Znameroskyy, residente in Italia da più di trent’anni, era partito per l’Ucraina poco prima dello scoppio della guerra per partecipare al funerale del padre, rimanendo però bloccato oltre il confine senza possibilità di tornare indietro. Cittadino italiano dal 1997, Znameroskyy vive e lavora a Mogliano Veneto, dove ha anche moglie e due figli e nel periodo che ha dovuto trascorrere in Ucraina si è dedicato all’assistenza a donne e bambini in fuga dalle città bombardate e all’organizzazione delle missioni umanitarie. Per poterlo riportare in Italia, l’ambasciata italiana aveva anche prodotto un documento specifico per certificare la sua cittadinanza e permettergli di tornare dalla famiglia. Documento che inizialmente non era risultato sufficiente a convincere le guardie di frontiera a lasciar passare l’uomo. Da ieri quindi si erano intensificati gli scambi diplomatici, al fine di sbloccare la situazione che si è definitivamente risolta intorno alle 14 di oggi.

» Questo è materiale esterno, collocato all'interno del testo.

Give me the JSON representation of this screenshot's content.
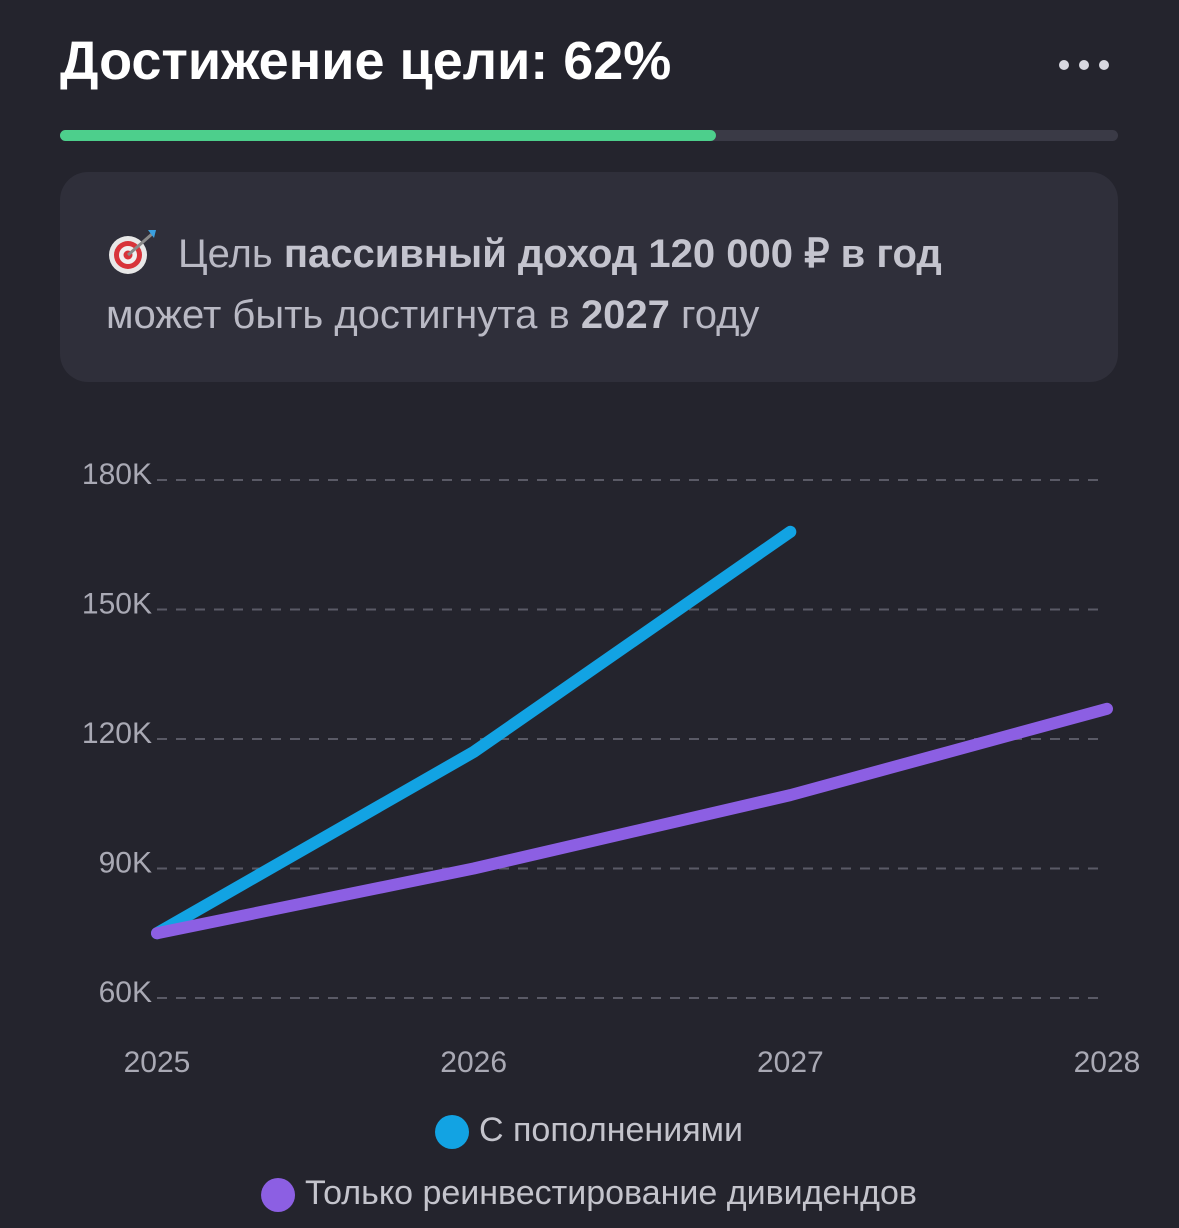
{
  "header": {
    "title": "Достижение цели: 62%",
    "progress": 62
  },
  "info": {
    "prefix": "Цель",
    "goal": "пассивный доход 120 000 ₽ в год",
    "line2_prefix": "может быть достигнута в",
    "year": "2027",
    "line2_suffix": "году"
  },
  "chart_data": {
    "type": "line",
    "categories": [
      "2025",
      "2026",
      "2027",
      "2028"
    ],
    "series": [
      {
        "name": "С пополнениями",
        "color": "#12a3e3",
        "values": [
          75000,
          117000,
          168000,
          null
        ]
      },
      {
        "name": "Только реинвестирование дивидендов",
        "color": "#8c5fe3",
        "values": [
          75000,
          90000,
          107000,
          127000
        ]
      }
    ],
    "ylim": [
      60000,
      180000
    ],
    "yticks": [
      {
        "value": 60000,
        "label": "60K"
      },
      {
        "value": 90000,
        "label": "90K"
      },
      {
        "value": 120000,
        "label": "120K"
      },
      {
        "value": 150000,
        "label": "150K"
      },
      {
        "value": 180000,
        "label": "180K"
      }
    ],
    "grid": true
  }
}
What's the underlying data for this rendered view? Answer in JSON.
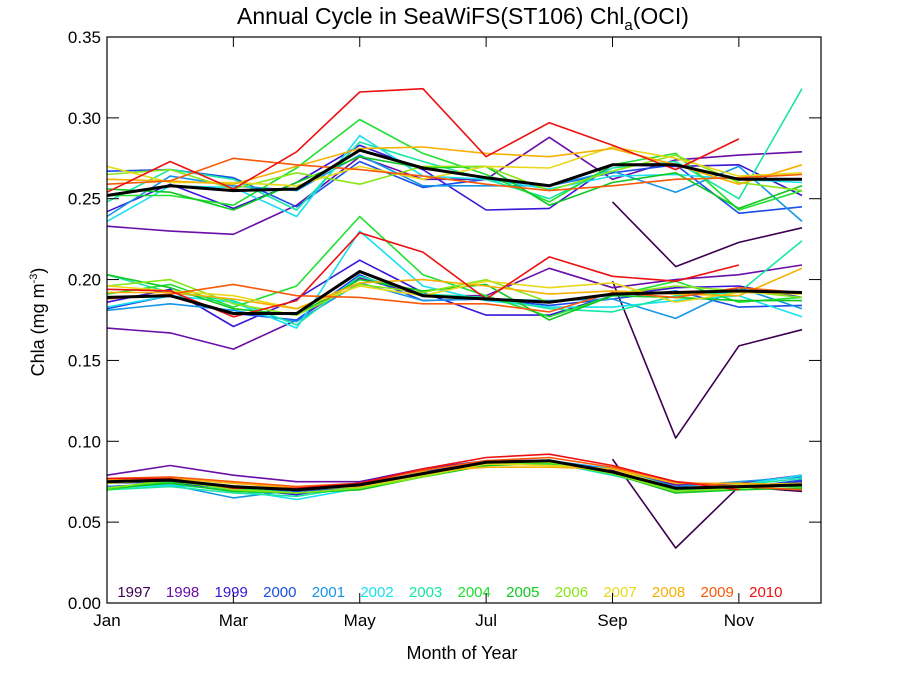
{
  "chart_data": {
    "type": "line",
    "title": {
      "main": "Annual Cycle in SeaWiFS(ST106) Chl",
      "sub": "a",
      "suffix": "(OCI)"
    },
    "xlabel": "Month of Year",
    "ylabel": {
      "main": "Chla (mg m",
      "sup": "-3",
      "suffix": ")"
    },
    "xlim": [
      1,
      12.3
    ],
    "ylim": [
      0,
      0.35
    ],
    "x_ticks": [
      {
        "value": 1,
        "label": "Jan"
      },
      {
        "value": 3,
        "label": "Mar"
      },
      {
        "value": 5,
        "label": "May"
      },
      {
        "value": 7,
        "label": "Jul"
      },
      {
        "value": 9,
        "label": "Sep"
      },
      {
        "value": 11,
        "label": "Nov"
      }
    ],
    "y_ticks": [
      {
        "value": 0.0,
        "label": "0.00"
      },
      {
        "value": 0.05,
        "label": "0.05"
      },
      {
        "value": 0.1,
        "label": "0.10"
      },
      {
        "value": 0.15,
        "label": "0.15"
      },
      {
        "value": 0.2,
        "label": "0.20"
      },
      {
        "value": 0.25,
        "label": "0.25"
      },
      {
        "value": 0.3,
        "label": "0.30"
      },
      {
        "value": 0.35,
        "label": "0.35"
      }
    ],
    "x": [
      1,
      2,
      3,
      4,
      5,
      6,
      7,
      8,
      9,
      10,
      11,
      12
    ],
    "grid": false,
    "legend_position": "bottom, inside plot",
    "series": [
      {
        "name": "1997",
        "color": "#3c0050",
        "upper": [
          null,
          null,
          null,
          null,
          null,
          null,
          null,
          null,
          0.248,
          0.208,
          0.223,
          0.232
        ],
        "middle": [
          null,
          null,
          null,
          null,
          null,
          null,
          null,
          null,
          0.199,
          0.102,
          0.159,
          0.169
        ],
        "lower": [
          null,
          null,
          null,
          null,
          null,
          null,
          null,
          null,
          0.089,
          0.034,
          0.072,
          0.069
        ]
      },
      {
        "name": "1998",
        "color": "#6a0ea8",
        "upper": [
          0.233,
          0.23,
          0.228,
          0.246,
          0.276,
          0.262,
          0.262,
          0.288,
          0.262,
          0.274,
          0.277,
          0.279
        ],
        "middle": [
          0.17,
          0.167,
          0.157,
          0.175,
          0.201,
          0.19,
          0.19,
          0.207,
          0.195,
          0.2,
          0.203,
          0.209
        ],
        "lower": [
          0.079,
          0.085,
          0.079,
          0.075,
          0.075,
          0.083,
          0.088,
          0.088,
          0.082,
          0.073,
          0.074,
          0.079
        ]
      },
      {
        "name": "1999",
        "color": "#3a16d8",
        "upper": [
          0.242,
          0.259,
          0.244,
          0.26,
          0.283,
          0.268,
          0.243,
          0.244,
          0.271,
          0.27,
          0.271,
          0.252
        ],
        "middle": [
          0.186,
          0.194,
          0.171,
          0.188,
          0.212,
          0.192,
          0.178,
          0.178,
          0.19,
          0.195,
          0.196,
          0.189
        ],
        "lower": [
          0.072,
          0.074,
          0.071,
          0.067,
          0.074,
          0.08,
          0.087,
          0.087,
          0.08,
          0.068,
          0.072,
          0.075
        ]
      },
      {
        "name": "2000",
        "color": "#1a4ee8",
        "upper": [
          0.267,
          0.268,
          0.263,
          0.245,
          0.273,
          0.257,
          0.262,
          0.258,
          0.266,
          0.271,
          0.241,
          0.245
        ],
        "middle": [
          0.182,
          0.19,
          0.179,
          0.175,
          0.203,
          0.187,
          0.188,
          0.184,
          0.188,
          0.193,
          0.183,
          0.184
        ],
        "lower": [
          0.074,
          0.075,
          0.072,
          0.069,
          0.072,
          0.081,
          0.087,
          0.087,
          0.081,
          0.07,
          0.071,
          0.076
        ]
      },
      {
        "name": "2001",
        "color": "#1496e8",
        "upper": [
          0.239,
          0.264,
          0.258,
          0.255,
          0.277,
          0.258,
          0.258,
          0.258,
          0.267,
          0.254,
          0.27,
          0.236
        ],
        "middle": [
          0.181,
          0.185,
          0.181,
          0.174,
          0.198,
          0.187,
          0.188,
          0.187,
          0.188,
          0.176,
          0.195,
          0.182
        ],
        "lower": [
          0.072,
          0.073,
          0.065,
          0.07,
          0.073,
          0.08,
          0.086,
          0.088,
          0.083,
          0.072,
          0.075,
          0.078
        ]
      },
      {
        "name": "2002",
        "color": "#18e0f0",
        "upper": [
          0.236,
          0.258,
          0.257,
          0.239,
          0.289,
          0.264,
          0.262,
          0.256,
          0.264,
          0.265,
          0.262,
          0.26
        ],
        "middle": [
          0.183,
          0.19,
          0.186,
          0.17,
          0.23,
          0.196,
          0.187,
          0.183,
          0.183,
          0.187,
          0.19,
          0.177
        ],
        "lower": [
          0.071,
          0.073,
          0.07,
          0.064,
          0.071,
          0.079,
          0.086,
          0.087,
          0.079,
          0.071,
          0.073,
          0.079
        ]
      },
      {
        "name": "2003",
        "color": "#18e6a6",
        "upper": [
          0.248,
          0.268,
          0.262,
          0.243,
          0.285,
          0.273,
          0.262,
          0.25,
          0.269,
          0.273,
          0.25,
          0.318
        ],
        "middle": [
          0.203,
          0.192,
          0.187,
          0.172,
          0.202,
          0.191,
          0.189,
          0.182,
          0.18,
          0.19,
          0.192,
          0.224
        ],
        "lower": [
          0.07,
          0.072,
          0.068,
          0.066,
          0.072,
          0.08,
          0.087,
          0.087,
          0.079,
          0.07,
          0.073,
          0.077
        ]
      },
      {
        "name": "2004",
        "color": "#20e030",
        "upper": [
          0.252,
          0.252,
          0.246,
          0.269,
          0.299,
          0.278,
          0.265,
          0.248,
          0.271,
          0.278,
          0.243,
          0.255
        ],
        "middle": [
          0.191,
          0.197,
          0.183,
          0.196,
          0.239,
          0.203,
          0.19,
          0.177,
          0.19,
          0.199,
          0.186,
          0.189
        ],
        "lower": [
          0.07,
          0.075,
          0.071,
          0.068,
          0.071,
          0.078,
          0.085,
          0.086,
          0.081,
          0.07,
          0.072,
          0.072
        ]
      },
      {
        "name": "2005",
        "color": "#10c820",
        "upper": [
          0.256,
          0.254,
          0.243,
          0.26,
          0.276,
          0.269,
          0.27,
          0.246,
          0.26,
          0.266,
          0.244,
          0.258
        ],
        "middle": [
          0.203,
          0.195,
          0.182,
          0.178,
          0.2,
          0.193,
          0.197,
          0.175,
          0.19,
          0.189,
          0.187,
          0.187
        ],
        "lower": [
          0.071,
          0.074,
          0.069,
          0.068,
          0.07,
          0.078,
          0.085,
          0.087,
          0.08,
          0.068,
          0.07,
          0.071
        ]
      },
      {
        "name": "2006",
        "color": "#88e618",
        "upper": [
          0.265,
          0.268,
          0.256,
          0.266,
          0.259,
          0.27,
          0.27,
          0.255,
          0.267,
          0.277,
          0.26,
          0.255
        ],
        "middle": [
          0.196,
          0.2,
          0.185,
          0.178,
          0.197,
          0.192,
          0.2,
          0.186,
          0.191,
          0.196,
          0.193,
          0.189
        ],
        "lower": [
          0.071,
          0.076,
          0.07,
          0.068,
          0.071,
          0.078,
          0.086,
          0.087,
          0.08,
          0.069,
          0.071,
          0.073
        ]
      },
      {
        "name": "2007",
        "color": "#e8d818",
        "upper": [
          0.27,
          0.26,
          0.26,
          0.258,
          0.27,
          0.262,
          0.27,
          0.269,
          0.282,
          0.275,
          0.264,
          0.266
        ],
        "middle": [
          0.196,
          0.193,
          0.19,
          0.182,
          0.196,
          0.19,
          0.199,
          0.195,
          0.198,
          0.186,
          0.192,
          0.191
        ],
        "lower": [
          0.074,
          0.076,
          0.072,
          0.07,
          0.072,
          0.079,
          0.086,
          0.085,
          0.083,
          0.071,
          0.073,
          0.074
        ]
      },
      {
        "name": "2008",
        "color": "#f8b000",
        "upper": [
          0.262,
          0.261,
          0.259,
          0.27,
          0.281,
          0.282,
          0.278,
          0.276,
          0.281,
          0.271,
          0.259,
          0.271
        ],
        "middle": [
          0.192,
          0.192,
          0.188,
          0.182,
          0.198,
          0.2,
          0.196,
          0.191,
          0.193,
          0.191,
          0.19,
          0.207
        ],
        "lower": [
          0.076,
          0.077,
          0.074,
          0.071,
          0.072,
          0.081,
          0.084,
          0.084,
          0.083,
          0.074,
          0.074,
          0.073
        ]
      },
      {
        "name": "2009",
        "color": "#f85a0a",
        "upper": [
          0.259,
          0.261,
          0.275,
          0.271,
          0.268,
          0.264,
          0.259,
          0.255,
          0.258,
          0.262,
          0.263,
          0.265
        ],
        "middle": [
          0.188,
          0.191,
          0.197,
          0.19,
          0.189,
          0.185,
          0.185,
          0.18,
          0.192,
          0.189,
          0.195,
          0.192
        ],
        "lower": [
          0.077,
          0.078,
          0.075,
          0.072,
          0.074,
          0.082,
          0.088,
          0.09,
          0.084,
          0.075,
          0.072,
          0.07
        ]
      },
      {
        "name": "2010",
        "color": "#ee1010",
        "upper": [
          0.254,
          0.273,
          0.256,
          0.279,
          0.316,
          0.318,
          0.276,
          0.297,
          0.283,
          0.268,
          0.287,
          null
        ],
        "middle": [
          0.194,
          0.193,
          0.177,
          0.187,
          0.229,
          0.217,
          0.188,
          0.214,
          0.202,
          0.199,
          0.209,
          null
        ],
        "lower": [
          0.077,
          0.077,
          0.071,
          0.071,
          0.074,
          0.083,
          0.09,
          0.092,
          0.085,
          0.075,
          0.07,
          null
        ]
      },
      {
        "name": "",
        "color": "#000000",
        "upper": [
          0.252,
          0.258,
          0.255,
          0.256,
          0.28,
          0.269,
          0.263,
          0.258,
          0.271,
          0.271,
          0.262,
          0.262
        ],
        "middle": [
          0.189,
          0.19,
          0.179,
          0.179,
          0.205,
          0.19,
          0.188,
          0.186,
          0.191,
          0.192,
          0.193,
          0.192
        ],
        "lower": [
          0.075,
          0.076,
          0.072,
          0.07,
          0.073,
          0.08,
          0.087,
          0.088,
          0.081,
          0.071,
          0.072,
          0.073
        ]
      }
    ]
  }
}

“Vogliamo pubblicamente ringraziare – scrive Mediterranea Saving Humans – la diplomazia italiana, a partire in particolare dall’Ambasciata d’Italia a Leopoli, che ha seguito passo dopo passo il caso giocando un ruolo determinante nella sua positiva soluzione, fino all’Unità di Crisi e ai vertici della Farnesina a Roma. Ma anche le Autorità Ucraine che, ad ogni livello, a Roma, Kiev, Leopoli e in frontiera hanno collaborato fattivamente“. Erano state proprio le guardie di frontiera a fermare l’uomo ieri, domenica 3 aprile, in quanto maschio ucraino tra i 18 e 60 anni considerato oggetto di divieto d’espatrio per la mobilitazione generale, ovvero arruolabile. Dopo un intero giorno di incertezze e tensioni, però, la sua situazione, simile a quella di molti altri ancora bloccati in Ucraina, è stata definitivamente risolta. Ad attendere Znameroskyy in Polonia era rimasto uno dei quattro van di Mediterranea che aveva preso parto alla grande iniziativa organizzata da decine di associazioni cattoliche e laiche, a partire dalla Papa Giovanni XXIII, che nei giorni scorsi sono entrate a Leopoli per portare aiuti umanitari e condurre in Italia diversi profughi in fuga dalla guerra.